Adecco Group (ADENVX; Baa1 Stable/BBB+ Neg) Moody's affirms and stays on stable
NC2 Fixed-to-floating Hybrid (Baa3 Stable/BBB- Neg) also affirmed.
Moody's here with a surprising (and perhaps mis-timed) affirmation, staying on stable 1-month ahead of Q3 earnings (5th Nov). Consensus does not see organic growth returning and co's guidance is "similar to Q2 on organic basis" - which fell -2%. It is levered 4.1x/3.8x (Moody's adj. 3.3x) - difference likely as it uses LTM EBITDA while we use consensus -7% fall in earnings this year - given trends YTD and guidance latter looks reasonable. Leverage is already outside Moody's rating threshold of 2.5x.
Co is targeting deleveraging into <=1.5x - which will help with raters for now - after a bump on the €2b acquisition of AKKA (engineering and tech consulting services) in 2022. It currently reports net 3x (excludes the €500m in leases) and does generate sufficient FCF to delever but we don't see evidence of it prioritising that last year (€91m in net debt paydowns vs. €422m in dividends - drawn from €350m in FCF).
AI reducing costs of screening candidates and thereby reducing the value staffing agencies can provide is a well-flagged threat to the industry - we shared Bloomberg sourced market share data recently which does not paint a pretty picture for Adecco or the two other local issues; Manpower and Randstad.
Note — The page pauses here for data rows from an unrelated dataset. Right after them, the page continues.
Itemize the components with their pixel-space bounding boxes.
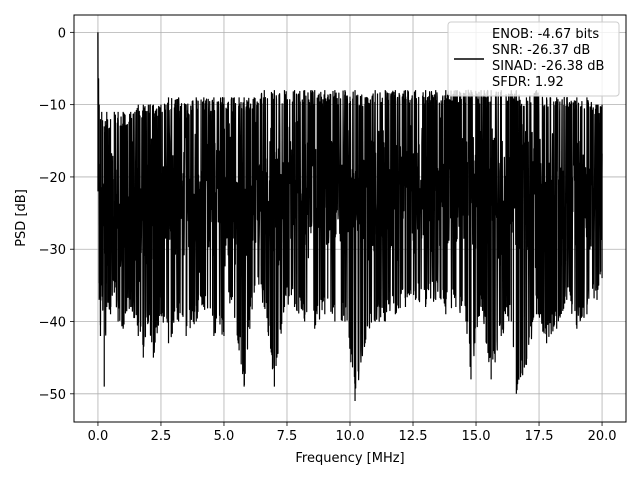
y-tick-label: 0	[58, 26, 66, 41]
psd-trace	[97, 32, 603, 391]
legend-snr: SNR: -26.37 dB	[492, 43, 590, 58]
y-tick-label: −40	[39, 316, 66, 331]
legend-sfdr: SFDR: 1.92	[492, 75, 564, 90]
x-tick-label: 17.5	[525, 429, 554, 444]
x-tick-label: 20.0	[588, 429, 617, 444]
x-tick-label: 7.5	[277, 429, 298, 444]
legend-enob: ENOB: -4.67 bits	[492, 27, 599, 42]
x-tick-label: 5.0	[214, 429, 235, 444]
x-tick-label: 2.5	[151, 429, 172, 444]
x-axis-ticks: 0.0 2.5 5.0 7.5 10.0 12.5 15.0 17.5 20.0	[88, 422, 617, 444]
y-tick-label: −20	[39, 171, 66, 186]
legend-box	[447, 21, 620, 97]
psd-series	[97, 32, 603, 402]
y-axis-label: PSD [dB]	[14, 189, 29, 247]
y-tick-label: −10	[39, 99, 66, 114]
x-tick-label: 15.0	[462, 429, 491, 444]
y-tick-label: −50	[39, 388, 66, 403]
x-tick-label: 0.0	[88, 429, 109, 444]
y-tick-label: −30	[39, 243, 66, 258]
x-tick-label: 10.0	[336, 429, 365, 444]
legend: ENOB: -4.67 bits SNR: -26.37 dB SINAD: -…	[447, 21, 620, 97]
x-tick-label: 12.5	[399, 429, 428, 444]
x-axis-label: Frequency [MHz]	[295, 451, 404, 466]
y-axis-ticks: 0 −10 −20 −30 −40 −50	[39, 26, 74, 403]
legend-sinad: SINAD: -26.38 dB	[492, 59, 604, 74]
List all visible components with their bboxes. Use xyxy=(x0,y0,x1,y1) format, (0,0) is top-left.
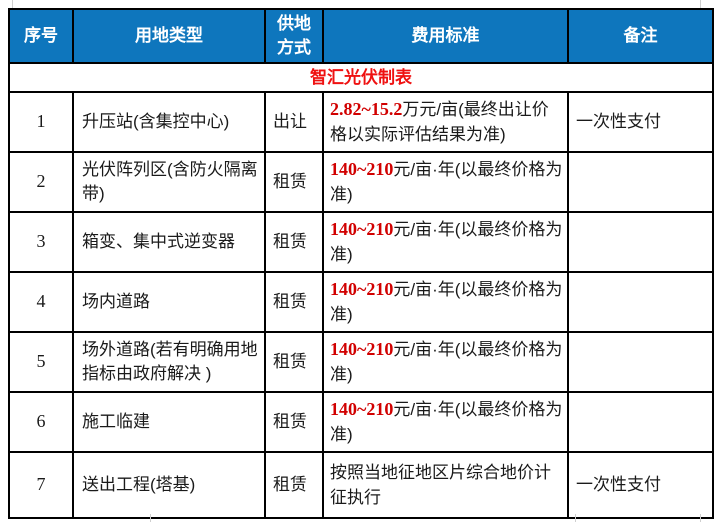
table-row: 5 场外道路(若有明确用地指标由政府解决 ) 租赁 140~210元/亩·年(以… xyxy=(8,331,714,394)
cell-land-type: 光伏阵列区(含防火隔离带) xyxy=(72,151,266,214)
table-row: 1 升压站(含集控中心) 出让 2.82~15.2万元/亩(最终出让价格以实际评… xyxy=(8,91,714,154)
cell-land-type: 施工临建 xyxy=(72,391,266,454)
cell-index: 1 xyxy=(8,91,74,154)
fee-highlight: 140~210 xyxy=(330,399,394,420)
cell-remark: 一次性支付 xyxy=(567,91,714,154)
grid-line xyxy=(575,514,576,522)
table-row: 4 场内道路 租赁 140~210元/亩·年(以最终价格为准) xyxy=(8,271,714,334)
cell-supply-method: 出让 xyxy=(264,91,324,154)
cell-index: 4 xyxy=(8,271,74,334)
cell-remark: 一次性支付 xyxy=(567,451,714,520)
cell-land-type: 场外道路(若有明确用地指标由政府解决 ) xyxy=(72,331,266,394)
table-subtitle: 智汇光伏制表 xyxy=(8,62,714,94)
fee-highlight: 140~210 xyxy=(330,159,394,180)
cell-index: 5 xyxy=(8,331,74,394)
cell-remark xyxy=(567,331,714,394)
col-header-supply-method: 供地方式 xyxy=(264,7,324,65)
cell-index: 2 xyxy=(8,151,74,214)
cell-supply-method: 租赁 xyxy=(264,151,324,214)
col-header-index: 序号 xyxy=(8,7,74,65)
fee-text: 按照当地征地区片综合地价计征执行 xyxy=(330,463,551,507)
cell-fee-standard: 140~210元/亩·年(以最终价格为准) xyxy=(322,151,569,214)
fee-highlight: 2.82~15.2 xyxy=(330,99,403,120)
col-header-remark: 备注 xyxy=(567,7,714,65)
cell-fee-standard: 140~210元/亩·年(以最终价格为准) xyxy=(322,271,569,334)
cell-index: 7 xyxy=(8,451,74,520)
cell-remark xyxy=(567,271,714,334)
fee-text: 元/亩·年(以最终价格为准) xyxy=(330,340,563,384)
fee-text: 元/亩·年(以最终价格为准) xyxy=(330,220,563,264)
fee-text: 元/亩·年(以最终价格为准) xyxy=(330,160,563,204)
cell-supply-method: 租赁 xyxy=(264,391,324,454)
cell-supply-method: 租赁 xyxy=(264,331,324,394)
cell-land-type: 箱变、集中式逆变器 xyxy=(72,211,266,274)
fee-highlight: 140~210 xyxy=(330,219,394,240)
cell-fee-standard: 140~210元/亩·年(以最终价格为准) xyxy=(322,331,569,394)
cell-fee-standard: 140~210元/亩·年(以最终价格为准) xyxy=(322,391,569,454)
grid-line xyxy=(700,514,701,522)
col-header-land-type: 用地类型 xyxy=(72,7,266,65)
cell-supply-method: 租赁 xyxy=(264,211,324,274)
cell-index: 6 xyxy=(8,391,74,454)
table-header-row: 序号 用地类型 供地方式 费用标准 备注 xyxy=(8,7,714,65)
grid-line xyxy=(700,0,701,8)
fee-text: 元/亩·年(以最终价格为准) xyxy=(330,400,563,444)
fee-text: 万元/亩(最终出让价格以实际评估结果为准) xyxy=(330,100,549,144)
table-row: 6 施工临建 租赁 140~210元/亩·年(以最终价格为准) xyxy=(8,391,714,454)
cell-fee-standard: 2.82~15.2万元/亩(最终出让价格以实际评估结果为准) xyxy=(322,91,569,154)
col-header-fee-standard: 费用标准 xyxy=(322,7,569,65)
grid-line xyxy=(12,0,13,8)
cell-land-type: 送出工程(塔基) xyxy=(72,451,266,520)
table-subtitle-row: 智汇光伏制表 xyxy=(8,62,714,94)
grid-line xyxy=(150,514,151,522)
cell-fee-standard: 按照当地征地区片综合地价计征执行 xyxy=(322,451,569,520)
table-row: 3 箱变、集中式逆变器 租赁 140~210元/亩·年(以最终价格为准) xyxy=(8,211,714,274)
fee-highlight: 140~210 xyxy=(330,279,394,300)
cell-fee-standard: 140~210元/亩·年(以最终价格为准) xyxy=(322,211,569,274)
cell-land-type: 升压站(含集控中心) xyxy=(72,91,266,154)
cell-supply-method: 租赁 xyxy=(264,451,324,520)
cell-remark xyxy=(567,151,714,214)
table-row: 7 送出工程(塔基) 租赁 按照当地征地区片综合地价计征执行 一次性支付 xyxy=(8,451,714,520)
cell-supply-method: 租赁 xyxy=(264,271,324,334)
fee-highlight: 140~210 xyxy=(330,339,394,360)
cell-remark xyxy=(567,211,714,274)
land-fee-table: 序号 用地类型 供地方式 费用标准 备注 智汇光伏制表 1 升压站(含集控中心)… xyxy=(8,7,714,520)
cell-index: 3 xyxy=(8,211,74,274)
cell-remark xyxy=(567,391,714,454)
cell-land-type: 场内道路 xyxy=(72,271,266,334)
fee-text: 元/亩·年(以最终价格为准) xyxy=(330,280,563,324)
table-row: 2 光伏阵列区(含防火隔离带) 租赁 140~210元/亩·年(以最终价格为准) xyxy=(8,151,714,214)
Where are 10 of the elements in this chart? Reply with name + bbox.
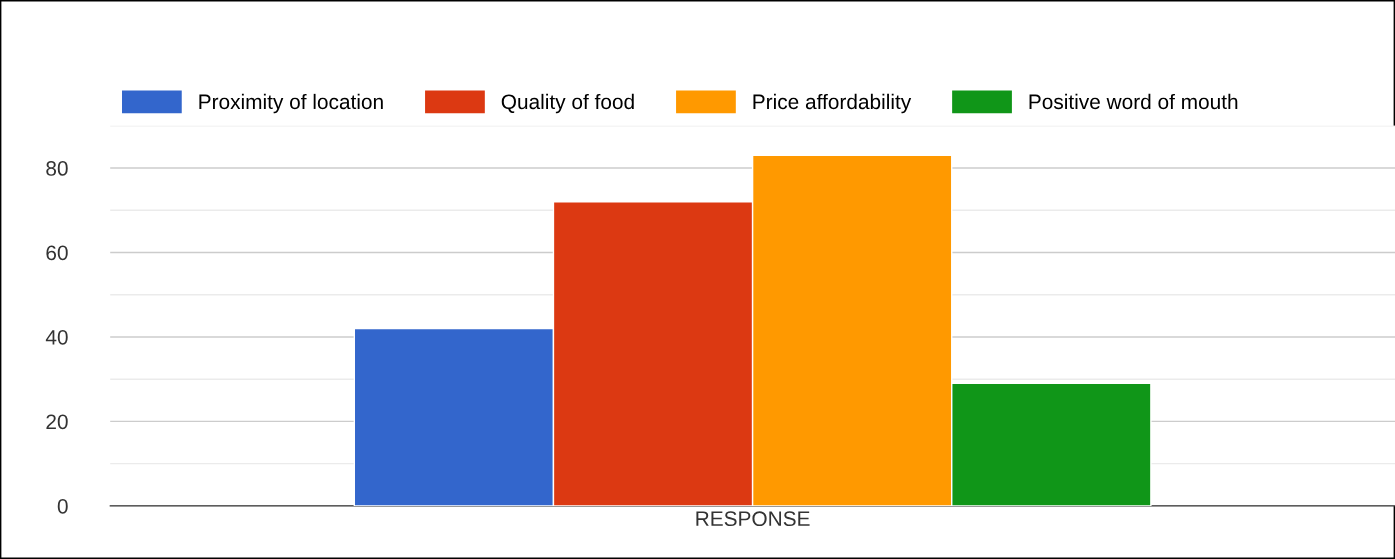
legend-label: Quality of food [501, 93, 634, 114]
y-tick-label: 80 [46, 161, 68, 176]
x-tick-label: RESPONSE [696, 511, 810, 527]
y-tick-label: 20 [46, 414, 68, 430]
legend-label: Positive word of mouth [1029, 93, 1238, 110]
legend-label: Price affordability [753, 93, 912, 114]
y-tick-label: 40 [45, 329, 68, 345]
y-tick-label: 60 [46, 245, 68, 261]
legend-label: Proximity of location [199, 93, 383, 114]
y-tick-label: 0 [57, 498, 68, 514]
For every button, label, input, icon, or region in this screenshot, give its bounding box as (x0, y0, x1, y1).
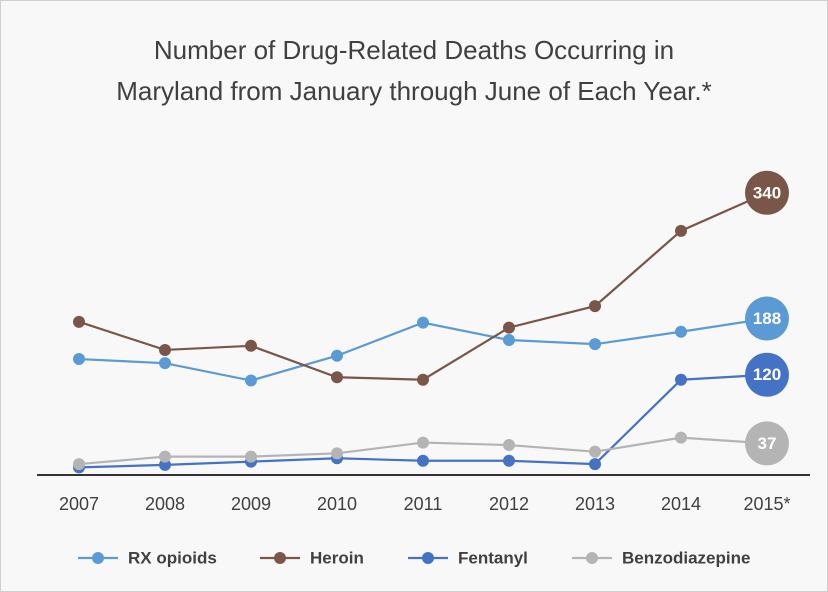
data-point (417, 316, 429, 329)
data-point (331, 447, 343, 460)
legend-marker (274, 552, 286, 564)
data-point (675, 431, 687, 444)
data-label: 37 (758, 434, 777, 453)
data-point (675, 373, 687, 386)
data-point (159, 343, 171, 356)
x-tick-label: 2015* (743, 494, 790, 514)
data-point (73, 353, 85, 366)
data-point (245, 374, 257, 387)
data-point (745, 170, 789, 215)
data-point (331, 371, 343, 384)
legend-label: Fentanyl (458, 548, 528, 567)
x-tick-label: 2007 (59, 494, 99, 514)
data-point (417, 373, 429, 386)
data-point (589, 445, 601, 458)
data-label: 340 (753, 183, 781, 202)
data-point (159, 458, 171, 471)
x-tick-label: 2014 (661, 494, 701, 514)
data-point (503, 321, 515, 334)
data-point (503, 439, 515, 452)
data-point (675, 325, 687, 338)
legend-label: RX opioids (128, 548, 217, 567)
data-label: 188 (753, 309, 781, 328)
data-point (331, 349, 343, 362)
data-point (73, 458, 85, 471)
data-point (417, 454, 429, 467)
chart-title: Number of Drug-Related Deaths Occurring … (154, 35, 674, 65)
data-point (589, 338, 601, 351)
data-point (503, 334, 515, 347)
legend-marker (422, 552, 434, 564)
data-point (745, 352, 789, 397)
data-point (417, 436, 429, 449)
chart-title: Maryland from January through June of Ea… (116, 76, 711, 106)
data-point (159, 357, 171, 370)
legend-marker (92, 552, 104, 564)
data-point (745, 421, 789, 466)
data-point (589, 458, 601, 471)
legend-marker (586, 552, 598, 564)
data-point (675, 224, 687, 237)
data-label: 120 (753, 365, 781, 384)
data-point (245, 339, 257, 352)
data-point (245, 450, 257, 463)
x-tick-label: 2013 (575, 494, 615, 514)
legend-label: Heroin (310, 548, 364, 567)
data-point (159, 450, 171, 463)
x-tick-label: 2012 (489, 494, 529, 514)
data-point (503, 454, 515, 467)
data-point (589, 300, 601, 313)
data-point (745, 296, 789, 341)
x-tick-label: 2011 (404, 494, 443, 514)
x-tick-label: 2008 (145, 494, 185, 514)
x-tick-label: 2010 (317, 494, 357, 514)
legend-label: Benzodiazepine (622, 548, 750, 567)
data-point (73, 315, 85, 328)
x-tick-label: 2009 (231, 494, 271, 514)
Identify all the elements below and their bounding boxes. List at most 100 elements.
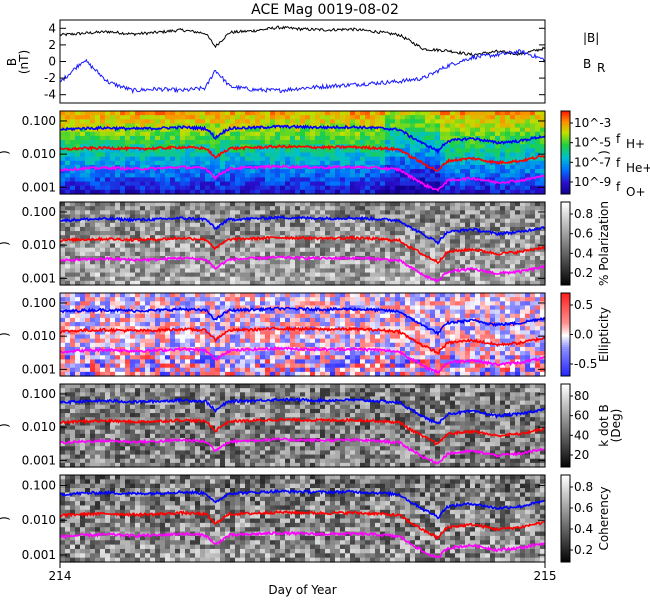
panel-coherency-ytick-label: 0.100 bbox=[22, 478, 56, 492]
panel-ellipticity-fh-line bbox=[59, 305, 546, 337]
xaxis-tick-label: 214 bbox=[49, 569, 72, 583]
panel-polarization-fo-line bbox=[59, 255, 546, 283]
panel-power-ytick-label: 0.001 bbox=[22, 180, 56, 194]
panel-k-dot-b-fo-line bbox=[59, 436, 546, 465]
panel-k-dot-b-spectrogram bbox=[60, 384, 546, 468]
panel-coherency-colorbar-frame bbox=[560, 474, 571, 563]
panel-ellipticity-ytick-label: 0.010 bbox=[22, 329, 56, 343]
panel-k-dot-b-ylabel-clipped: ) bbox=[0, 423, 11, 428]
panel-k-dot-b-fhe-line bbox=[59, 417, 546, 446]
panel-b-frame bbox=[59, 19, 546, 104]
panel-coherency-cbar-tick-label: 0.4 bbox=[574, 522, 593, 536]
xaxis-tick-label: 215 bbox=[534, 569, 557, 583]
panel-k-dot-b-cbar-tick-label: 20 bbox=[574, 448, 589, 462]
panel-power-cbar-tick-label: 10^-5 bbox=[574, 136, 611, 150]
panel-k-dot-b-cbar-tick-label: 40 bbox=[574, 428, 589, 442]
panel-power-frame bbox=[59, 110, 546, 195]
panel-ellipticity-spectrogram bbox=[60, 293, 546, 377]
panel-polarization-fh-line bbox=[59, 215, 546, 246]
panel-k-dot-b-ytick-label: 0.010 bbox=[22, 420, 56, 434]
panel-ellipticity-cbar-tick-label: 0.0 bbox=[574, 328, 593, 342]
panel-polarization-colorbar-frame bbox=[560, 201, 571, 286]
panel-power-fh-line bbox=[60, 124, 546, 155]
panel-power-cbar-tick-label: 10^-3 bbox=[574, 116, 611, 130]
panel-power-cbar-tick-label: 10^-7 bbox=[574, 155, 611, 169]
panel-polarization-cbar-tick-label: 0.4 bbox=[574, 246, 593, 260]
legend-br-sub: R bbox=[597, 61, 605, 75]
panel-power-cbar-tick-label: 10^-9 bbox=[574, 175, 611, 189]
panel-coherency-frame bbox=[59, 474, 546, 563]
legend-fo-label: f bbox=[616, 180, 621, 194]
panel-coherency-cbar-tick-label: 0.8 bbox=[574, 480, 593, 494]
legend-fhe-sub: He+ bbox=[626, 161, 650, 175]
panel-ellipticity-ylabel-clipped: ) bbox=[0, 332, 11, 337]
panel-k-dot-b-fh-line bbox=[59, 396, 546, 425]
panel-b-ytick-label: 4 bbox=[48, 21, 56, 35]
panel-ellipticity-colorbar bbox=[561, 293, 570, 377]
panel-ellipticity-ytick-label: 0.100 bbox=[22, 296, 56, 310]
panel-polarization-frame bbox=[59, 201, 546, 286]
panel-power-colorbar-frame bbox=[560, 110, 571, 195]
panel-power-spectrogram bbox=[60, 111, 546, 195]
panel-b-ytick-label: -4 bbox=[44, 88, 56, 102]
legend-fh-label: f bbox=[616, 132, 621, 146]
legend-fh-sub: H+ bbox=[626, 137, 645, 151]
panel-ellipticity-fo-line bbox=[59, 345, 546, 375]
figure-title: ACE Mag 0019-08-02 bbox=[251, 2, 399, 18]
panel-polarization-ytick-label: 0.010 bbox=[22, 238, 56, 252]
panel-k-dot-b-colorbar-frame bbox=[560, 383, 571, 468]
panel-power-fo-line bbox=[59, 163, 546, 193]
panel-power-cbar-label: ) bbox=[597, 150, 611, 155]
panel-coherency-ytick-label: 0.010 bbox=[22, 513, 56, 527]
panel-b-ytick-label: -2 bbox=[44, 71, 56, 85]
panel-ellipticity-cbar-tick-label: -0.5 bbox=[574, 357, 597, 371]
total-b-line bbox=[59, 25, 546, 57]
panel-ellipticity-cbar-tick-label: 0.5 bbox=[574, 298, 593, 312]
panel-k-dot-b-frame bbox=[59, 383, 546, 468]
panel-coherency-cbar-tick-label: 0.6 bbox=[574, 501, 593, 515]
legend-fhe-label: f bbox=[616, 156, 621, 170]
panel-coherency-fhe-line bbox=[59, 509, 545, 540]
legend-b-label: |B| bbox=[583, 31, 599, 45]
panel-polarization-cbar-tick-label: 0.2 bbox=[574, 266, 593, 280]
panel-polarization-cbar-tick-label: 0.6 bbox=[574, 227, 593, 241]
panel-b-yunit: (nT) bbox=[17, 50, 31, 74]
panel-polarization-ylabel-clipped: ) bbox=[0, 241, 11, 246]
panel-polarization-cbar-label: % Polarization bbox=[597, 201, 611, 286]
panel-power-ytick-label: 0.010 bbox=[22, 147, 56, 161]
panel-b-ylabel: B bbox=[5, 58, 19, 66]
panel-ellipticity-cbar-label: Ellipticity bbox=[597, 307, 611, 362]
xaxis-label: Day of Year bbox=[268, 583, 336, 597]
panel-ellipticity-fhe-line bbox=[59, 325, 546, 355]
panel-ellipticity-frame bbox=[59, 292, 546, 377]
panel-k-dot-b-cbar-unit: (Deg) bbox=[609, 409, 623, 443]
panel-ellipticity-ytick-label: 0.001 bbox=[22, 362, 56, 376]
panel-coherency-cbar-tick-label: 0.2 bbox=[574, 543, 593, 557]
panel-k-dot-b-cbar-tick-label: 80 bbox=[574, 389, 589, 403]
panel-polarization-spectrogram bbox=[60, 202, 546, 286]
panel-coherency-ylabel-clipped: ) bbox=[0, 516, 11, 521]
panel-coherency-fo-line bbox=[59, 530, 546, 559]
panel-b-ytick-label: 0 bbox=[48, 55, 56, 69]
panel-power-colorbar bbox=[561, 111, 570, 195]
panel-k-dot-b-ytick-label: 0.001 bbox=[22, 453, 56, 467]
panel-coherency-fh-line bbox=[59, 488, 546, 520]
panel-coherency-cbar-label: Coherency bbox=[597, 486, 611, 550]
panel-polarization-colorbar bbox=[561, 202, 570, 286]
panel-k-dot-b-cbar-label: k dot B bbox=[597, 404, 611, 446]
panel-k-dot-b-cbar-tick-label: 60 bbox=[574, 409, 589, 423]
panel-polarization-ytick-label: 0.100 bbox=[22, 205, 56, 219]
panel-k-dot-b-ytick-label: 0.100 bbox=[22, 387, 56, 401]
panel-coherency-ytick-label: 0.001 bbox=[22, 548, 56, 562]
legend-br-label: B bbox=[583, 57, 591, 71]
panel-coherency-spectrogram bbox=[60, 475, 546, 563]
legend-fo-sub: O+ bbox=[626, 185, 646, 199]
panel-b-ytick-label: 2 bbox=[48, 38, 56, 52]
panel-k-dot-b-colorbar bbox=[561, 384, 570, 468]
panel-power-ytick-label: 0.100 bbox=[22, 114, 56, 128]
panel-polarization-fhe-line bbox=[59, 235, 546, 265]
br-line bbox=[59, 49, 546, 95]
panel-coherency-colorbar bbox=[561, 475, 570, 563]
Adecco is trying to protect itself by investments like AKKA (which formed Akkodis, the tech solutions, training and consulting division). Progress on that is one to watch in earnings ahead.
Moody's does expect refi supply for the tendered down €430m Dec maturity coming up this year. The snr curve is trading to ratings/looks tight and we would exercise caution. There are ample rotations with spread pick-up in consumer services.